Yesterday was one of those bumper bonanza days: by the end of it you can’t quite believe that it was all compressed into a single day. The omens, it must be said, were not all that promising. The night before an essay on the New Deal lay barely half done, and whilst I would have liked to have stayed up all night on it I also realised my grip on writing was becoming so weak that I couldn’t even stay in the right tense. (Pfft, you think it’s easy just because it’s history and thus ‘past tense’? How very naive…) But I did try, for a while, due to the fact that I was also entirely unable to lie horizontally without coughing at *cough* a rate *cough* of about *cough* seven *mega-cough* per minute. Eventually, however, I did get to sleep and resolved to get up early to finish this essay before Sanna arrived to visit. The alarm was set for 6.30. Then changed to 7, because I’m not a masochist.

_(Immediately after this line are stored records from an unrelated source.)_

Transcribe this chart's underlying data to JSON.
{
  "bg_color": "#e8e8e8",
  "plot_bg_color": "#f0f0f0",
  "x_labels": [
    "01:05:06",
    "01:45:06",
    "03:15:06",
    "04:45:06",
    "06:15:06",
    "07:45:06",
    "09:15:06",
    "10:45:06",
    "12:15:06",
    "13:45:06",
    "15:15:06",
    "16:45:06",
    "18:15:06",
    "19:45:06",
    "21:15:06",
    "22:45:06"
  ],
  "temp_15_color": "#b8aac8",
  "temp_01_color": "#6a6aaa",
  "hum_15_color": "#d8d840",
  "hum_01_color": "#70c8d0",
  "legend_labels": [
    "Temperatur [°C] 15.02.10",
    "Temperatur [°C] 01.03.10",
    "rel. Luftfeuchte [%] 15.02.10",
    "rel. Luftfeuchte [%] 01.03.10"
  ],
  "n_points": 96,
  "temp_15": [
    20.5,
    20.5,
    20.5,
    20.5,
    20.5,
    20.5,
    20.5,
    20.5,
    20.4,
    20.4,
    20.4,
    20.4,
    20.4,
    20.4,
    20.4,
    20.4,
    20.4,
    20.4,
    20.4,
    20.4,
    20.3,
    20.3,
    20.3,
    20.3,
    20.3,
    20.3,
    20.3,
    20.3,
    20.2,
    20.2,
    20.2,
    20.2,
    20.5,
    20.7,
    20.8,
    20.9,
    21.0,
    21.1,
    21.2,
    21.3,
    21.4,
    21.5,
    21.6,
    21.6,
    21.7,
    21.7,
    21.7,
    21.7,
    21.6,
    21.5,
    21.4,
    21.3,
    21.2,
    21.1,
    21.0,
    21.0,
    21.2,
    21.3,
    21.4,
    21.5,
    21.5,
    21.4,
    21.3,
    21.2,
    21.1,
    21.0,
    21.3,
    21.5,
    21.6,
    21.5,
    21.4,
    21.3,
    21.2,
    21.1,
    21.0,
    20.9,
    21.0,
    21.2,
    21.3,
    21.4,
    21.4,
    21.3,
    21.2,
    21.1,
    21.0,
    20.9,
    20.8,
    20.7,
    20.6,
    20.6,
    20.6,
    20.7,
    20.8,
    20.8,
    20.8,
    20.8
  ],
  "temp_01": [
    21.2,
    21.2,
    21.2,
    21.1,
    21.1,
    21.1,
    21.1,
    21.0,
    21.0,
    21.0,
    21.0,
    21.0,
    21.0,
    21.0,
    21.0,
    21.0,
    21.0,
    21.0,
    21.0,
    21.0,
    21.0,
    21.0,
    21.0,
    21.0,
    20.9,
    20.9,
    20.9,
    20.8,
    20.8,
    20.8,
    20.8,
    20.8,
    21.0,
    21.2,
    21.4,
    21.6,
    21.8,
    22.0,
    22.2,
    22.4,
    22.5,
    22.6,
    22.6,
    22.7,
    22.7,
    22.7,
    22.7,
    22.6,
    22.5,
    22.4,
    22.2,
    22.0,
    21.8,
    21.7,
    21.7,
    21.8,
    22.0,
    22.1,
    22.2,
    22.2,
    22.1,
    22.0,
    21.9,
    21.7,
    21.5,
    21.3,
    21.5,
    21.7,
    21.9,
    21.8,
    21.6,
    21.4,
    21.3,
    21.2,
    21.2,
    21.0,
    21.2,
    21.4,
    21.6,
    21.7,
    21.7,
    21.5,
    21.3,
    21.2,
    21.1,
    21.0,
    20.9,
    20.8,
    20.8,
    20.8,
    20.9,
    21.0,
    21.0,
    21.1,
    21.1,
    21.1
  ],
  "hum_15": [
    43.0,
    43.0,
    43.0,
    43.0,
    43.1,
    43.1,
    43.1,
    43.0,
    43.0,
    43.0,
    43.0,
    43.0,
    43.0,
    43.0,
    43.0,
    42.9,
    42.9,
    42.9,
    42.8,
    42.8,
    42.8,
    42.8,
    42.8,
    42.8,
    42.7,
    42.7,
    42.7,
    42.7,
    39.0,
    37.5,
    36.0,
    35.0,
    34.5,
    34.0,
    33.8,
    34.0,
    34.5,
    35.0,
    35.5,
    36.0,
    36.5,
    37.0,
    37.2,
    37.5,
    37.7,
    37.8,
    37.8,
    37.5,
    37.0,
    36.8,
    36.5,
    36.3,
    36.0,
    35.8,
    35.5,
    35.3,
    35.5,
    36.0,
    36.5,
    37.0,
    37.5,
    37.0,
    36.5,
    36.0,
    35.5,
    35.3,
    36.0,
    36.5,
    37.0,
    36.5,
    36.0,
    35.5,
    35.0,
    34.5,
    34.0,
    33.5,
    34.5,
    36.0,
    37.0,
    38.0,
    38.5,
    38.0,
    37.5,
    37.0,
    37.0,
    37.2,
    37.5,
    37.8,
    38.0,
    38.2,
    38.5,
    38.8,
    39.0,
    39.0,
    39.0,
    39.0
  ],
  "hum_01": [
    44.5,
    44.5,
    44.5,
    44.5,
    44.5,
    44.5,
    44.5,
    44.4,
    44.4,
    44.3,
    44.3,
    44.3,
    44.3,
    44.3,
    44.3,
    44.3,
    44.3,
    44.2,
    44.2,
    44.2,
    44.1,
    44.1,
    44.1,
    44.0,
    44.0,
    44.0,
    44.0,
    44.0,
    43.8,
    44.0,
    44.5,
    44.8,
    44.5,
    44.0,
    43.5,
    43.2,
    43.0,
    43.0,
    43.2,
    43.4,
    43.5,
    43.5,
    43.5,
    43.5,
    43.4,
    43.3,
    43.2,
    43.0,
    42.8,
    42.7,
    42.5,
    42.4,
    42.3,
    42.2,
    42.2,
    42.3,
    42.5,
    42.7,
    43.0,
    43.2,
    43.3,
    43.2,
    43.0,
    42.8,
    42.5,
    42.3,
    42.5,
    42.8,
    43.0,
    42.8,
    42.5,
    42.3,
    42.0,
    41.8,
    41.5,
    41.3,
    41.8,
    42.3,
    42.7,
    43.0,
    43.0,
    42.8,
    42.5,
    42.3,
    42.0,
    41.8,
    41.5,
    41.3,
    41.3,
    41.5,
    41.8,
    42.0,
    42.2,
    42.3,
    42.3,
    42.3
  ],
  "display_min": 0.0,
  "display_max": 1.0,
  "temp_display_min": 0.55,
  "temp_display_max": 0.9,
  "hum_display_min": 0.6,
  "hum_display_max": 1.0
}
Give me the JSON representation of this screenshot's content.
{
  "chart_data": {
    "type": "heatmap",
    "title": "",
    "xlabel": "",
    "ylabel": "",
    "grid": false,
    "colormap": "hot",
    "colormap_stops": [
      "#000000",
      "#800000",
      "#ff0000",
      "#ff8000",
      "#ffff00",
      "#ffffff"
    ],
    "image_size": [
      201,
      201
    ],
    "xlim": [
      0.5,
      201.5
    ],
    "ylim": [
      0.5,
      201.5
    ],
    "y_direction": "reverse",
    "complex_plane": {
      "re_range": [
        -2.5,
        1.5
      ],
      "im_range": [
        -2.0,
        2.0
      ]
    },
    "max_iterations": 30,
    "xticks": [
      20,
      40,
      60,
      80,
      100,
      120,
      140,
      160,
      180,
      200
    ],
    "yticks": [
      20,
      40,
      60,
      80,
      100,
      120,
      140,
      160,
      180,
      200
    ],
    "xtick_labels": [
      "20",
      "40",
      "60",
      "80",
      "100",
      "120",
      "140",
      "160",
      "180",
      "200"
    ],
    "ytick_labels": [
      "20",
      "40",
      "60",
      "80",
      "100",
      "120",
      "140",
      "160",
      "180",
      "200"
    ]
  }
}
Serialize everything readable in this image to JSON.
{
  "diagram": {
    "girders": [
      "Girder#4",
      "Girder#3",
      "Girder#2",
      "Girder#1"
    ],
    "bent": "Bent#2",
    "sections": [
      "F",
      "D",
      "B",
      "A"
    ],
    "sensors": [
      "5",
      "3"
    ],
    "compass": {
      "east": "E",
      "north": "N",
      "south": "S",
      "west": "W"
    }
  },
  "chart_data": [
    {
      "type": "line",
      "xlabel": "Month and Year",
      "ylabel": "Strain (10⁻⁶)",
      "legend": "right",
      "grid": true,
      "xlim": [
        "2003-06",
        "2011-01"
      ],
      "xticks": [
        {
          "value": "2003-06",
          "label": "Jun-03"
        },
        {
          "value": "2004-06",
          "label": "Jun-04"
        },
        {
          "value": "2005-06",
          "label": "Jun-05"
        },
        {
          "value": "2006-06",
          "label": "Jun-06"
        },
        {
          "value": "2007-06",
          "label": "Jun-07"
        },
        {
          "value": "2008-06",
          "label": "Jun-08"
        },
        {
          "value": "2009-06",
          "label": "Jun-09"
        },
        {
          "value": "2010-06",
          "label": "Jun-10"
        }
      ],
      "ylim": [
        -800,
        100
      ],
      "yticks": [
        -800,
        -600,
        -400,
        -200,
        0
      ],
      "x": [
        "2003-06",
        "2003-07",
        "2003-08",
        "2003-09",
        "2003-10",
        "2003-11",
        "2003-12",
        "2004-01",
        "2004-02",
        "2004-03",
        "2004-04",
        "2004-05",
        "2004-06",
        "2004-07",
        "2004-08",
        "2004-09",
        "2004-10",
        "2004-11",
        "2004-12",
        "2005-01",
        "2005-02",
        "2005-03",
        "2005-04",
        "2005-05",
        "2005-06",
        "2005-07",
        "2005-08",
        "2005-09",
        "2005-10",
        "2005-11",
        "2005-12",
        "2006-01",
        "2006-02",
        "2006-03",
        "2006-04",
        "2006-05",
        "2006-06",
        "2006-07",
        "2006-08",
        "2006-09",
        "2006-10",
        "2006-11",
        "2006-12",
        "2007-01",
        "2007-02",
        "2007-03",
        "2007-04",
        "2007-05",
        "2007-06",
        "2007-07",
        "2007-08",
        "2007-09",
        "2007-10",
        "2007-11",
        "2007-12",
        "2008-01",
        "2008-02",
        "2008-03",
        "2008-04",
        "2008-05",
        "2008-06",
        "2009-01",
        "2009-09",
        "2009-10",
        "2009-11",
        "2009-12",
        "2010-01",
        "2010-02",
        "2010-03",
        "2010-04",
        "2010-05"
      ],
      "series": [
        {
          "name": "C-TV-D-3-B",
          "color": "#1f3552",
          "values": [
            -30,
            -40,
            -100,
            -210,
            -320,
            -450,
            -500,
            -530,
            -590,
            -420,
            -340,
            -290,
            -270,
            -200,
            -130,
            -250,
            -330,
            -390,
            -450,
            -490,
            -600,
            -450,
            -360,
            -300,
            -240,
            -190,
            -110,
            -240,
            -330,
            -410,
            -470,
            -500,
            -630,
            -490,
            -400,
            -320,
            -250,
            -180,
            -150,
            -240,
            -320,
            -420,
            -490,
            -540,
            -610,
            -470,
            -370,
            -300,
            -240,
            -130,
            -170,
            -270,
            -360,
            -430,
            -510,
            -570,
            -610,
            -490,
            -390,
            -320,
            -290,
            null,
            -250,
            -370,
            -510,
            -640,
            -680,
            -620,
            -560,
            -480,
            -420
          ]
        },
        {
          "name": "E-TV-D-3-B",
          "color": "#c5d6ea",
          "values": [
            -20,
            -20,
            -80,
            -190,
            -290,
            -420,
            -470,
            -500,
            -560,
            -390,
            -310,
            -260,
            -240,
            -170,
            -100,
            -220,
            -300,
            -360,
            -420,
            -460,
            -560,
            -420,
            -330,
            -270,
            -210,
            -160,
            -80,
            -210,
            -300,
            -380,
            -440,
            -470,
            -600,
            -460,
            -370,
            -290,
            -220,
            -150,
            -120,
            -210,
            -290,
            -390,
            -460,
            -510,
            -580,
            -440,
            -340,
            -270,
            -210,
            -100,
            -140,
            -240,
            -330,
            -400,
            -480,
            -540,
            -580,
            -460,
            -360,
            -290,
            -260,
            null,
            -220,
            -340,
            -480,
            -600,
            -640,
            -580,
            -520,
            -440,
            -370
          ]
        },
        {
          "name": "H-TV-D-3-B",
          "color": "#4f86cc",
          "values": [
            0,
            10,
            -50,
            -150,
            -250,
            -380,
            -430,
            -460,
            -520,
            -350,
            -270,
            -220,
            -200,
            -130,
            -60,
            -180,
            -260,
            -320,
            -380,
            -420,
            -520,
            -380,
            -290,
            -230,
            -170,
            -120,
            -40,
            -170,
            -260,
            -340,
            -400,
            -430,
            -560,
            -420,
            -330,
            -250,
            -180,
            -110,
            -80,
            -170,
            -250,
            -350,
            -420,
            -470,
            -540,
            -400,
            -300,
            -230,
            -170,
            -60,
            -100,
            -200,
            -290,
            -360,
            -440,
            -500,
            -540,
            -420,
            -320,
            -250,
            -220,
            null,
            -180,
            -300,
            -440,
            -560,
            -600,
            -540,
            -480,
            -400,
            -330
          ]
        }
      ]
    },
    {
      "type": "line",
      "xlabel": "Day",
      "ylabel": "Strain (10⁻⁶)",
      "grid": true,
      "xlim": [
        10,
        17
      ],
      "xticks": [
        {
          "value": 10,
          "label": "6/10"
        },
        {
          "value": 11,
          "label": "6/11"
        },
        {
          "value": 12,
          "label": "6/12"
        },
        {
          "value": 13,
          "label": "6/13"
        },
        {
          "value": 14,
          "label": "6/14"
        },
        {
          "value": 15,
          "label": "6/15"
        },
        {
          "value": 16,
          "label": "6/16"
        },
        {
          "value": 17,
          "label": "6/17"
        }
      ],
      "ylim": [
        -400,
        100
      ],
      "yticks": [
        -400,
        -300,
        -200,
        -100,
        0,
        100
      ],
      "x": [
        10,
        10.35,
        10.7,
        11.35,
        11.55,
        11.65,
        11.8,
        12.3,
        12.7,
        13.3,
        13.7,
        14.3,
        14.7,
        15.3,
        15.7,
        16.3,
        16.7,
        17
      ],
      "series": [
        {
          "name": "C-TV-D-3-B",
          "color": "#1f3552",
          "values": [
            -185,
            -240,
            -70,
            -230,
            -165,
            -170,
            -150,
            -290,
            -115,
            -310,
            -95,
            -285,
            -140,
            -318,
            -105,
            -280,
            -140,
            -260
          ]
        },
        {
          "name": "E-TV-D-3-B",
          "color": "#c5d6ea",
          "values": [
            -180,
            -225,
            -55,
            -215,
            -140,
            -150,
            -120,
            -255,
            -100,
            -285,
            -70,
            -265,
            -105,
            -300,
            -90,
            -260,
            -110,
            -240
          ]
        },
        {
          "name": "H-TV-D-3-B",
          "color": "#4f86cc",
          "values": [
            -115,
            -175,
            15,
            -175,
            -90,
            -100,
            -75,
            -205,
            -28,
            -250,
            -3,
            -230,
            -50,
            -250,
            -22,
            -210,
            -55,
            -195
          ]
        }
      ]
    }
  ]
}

Early morning Dominic scoffed at this incurring into his territory and wisely ignored the alarm. And soon enough Sanna arrived, and learning from past mistakes I decided getting a taxi from the station to the one lecture of the day would be wiser than trying to impose Dominic walking speeds. After Magnus Ryan had expounded on the saeculum some more (actually, sadly, I don’t think it came up) we went for delicious waffles and my mood was firmly on an upward curve. (Not just because of the waffles, you understand.) This was also helped by my dad sending me the Text of the Month about the upcoming new Doctor (note to journalists from Dominic and Lucy – a ‘new Doctor Who’? No. No, you are wrong). So by the end of Sanna’s visit I was in a much better position to sit down and plan out the rest of the essay in beautiful bullet-point form, before moving on to dinner.
But not just any dinner! No indeed – for as a joint Secretary of the Caius History Society it was partly my job to host Mark and Emily Greengrass in advance of Mark’s talk that evening. Abi and I had made the risky decision of inviting them to dine with us lowly undergrads, which could have resulted in panic and disaster if the infamous chicken burger had been served. Luckily this was not to be, and all went well. Shortly afterwards we were then gratified to see that our e-mail promotion had drawn a not too shabbily sized crowd for the talk, and we possibly accidentally innovated by serving wine before getting into history. It clearly worked, and The Tears of the Last Valois was a very interesting discussion on crying (yes, really) at the French court. I tend to think that it’s quite important for these things to be at least slightly off-beat, as there’s no point in putting on your own Tripos lectures.
Plus, I think Mark Greengrass had a cool tie.
So, the final chapter: on the way back home I resolved that I really would try and dedicate the night to finishing this essay, and Michael wisely advised that the most important tool would be food. So I acquired some bread, a pizza, chocolate chip cookies and tea bags and set to work at 11pm. And lo and behold, somehow by about 2.30am I was done! (And I hadn’t even cooked the pizza…) Feeling very satisfied I finally sent the essay off and called it a day. Only supervision (later today) will reveal if the end product was actually any good, of course, but I feel I can defend it at least. Hurrah!
(Oh, and this afternoon I got an e-mail revealing that someone had left a customer evaluation of this very site. Erm, thanks though I was unaware of having delivered any goods or services at all.)
You got a taxi! I am infinitely jealous!